Parents of babies and young children tend to be incredibly busy people. If they are not working or pursuing their own interests, they are playing with their kids, running them to the doctor, making them food or are otherwise engaged in the act of parenting. It is of little wonder then that certain messages aimed at parents of babies and young children are not always properly received, because these individuals rarely have time to intently read every single notice and public service announcement that may affect them.
This communication challenge has made one child safety organization extremely concerned. Because while it is understandable that parents are very busy, the organization Kids in Danger has noticed that many are too busy to either check for or respond to critical safety recall notices affecting dangerous toys and other defective child and infant products.
According to a recent report compiled by Kids in Danger, only one out of every 10 child and infant products recalled from the market are returned or replaced. Some parents are not notified of these recalls, while others may stumble across some information about a recall but do not feel the need to act upon it with any sense of urgency.
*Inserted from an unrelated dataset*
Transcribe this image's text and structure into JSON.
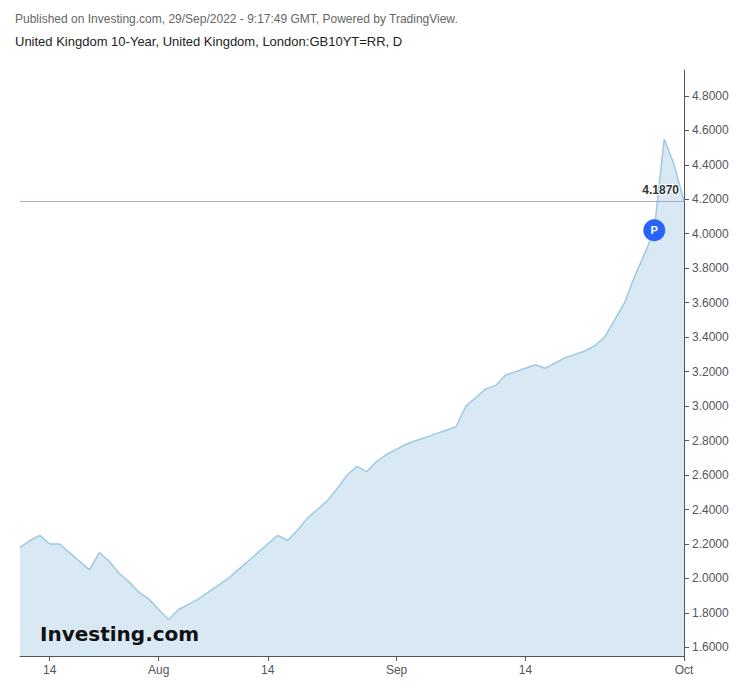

The organization is urging manufacturers of recalled products to increasingly utilize social media as a means of notifying parents about recalls. Given that many parents connect with friends, family and organizations over social media, this push makes sense. In addition, it is important for parents to not only act on recalls that they are notified about but also to consistently search for the latest recalled products. Many products purchased second-hand are recalled and searching for recall updates is generally the only way that parents can reliably remain informed about these specific recall efforts.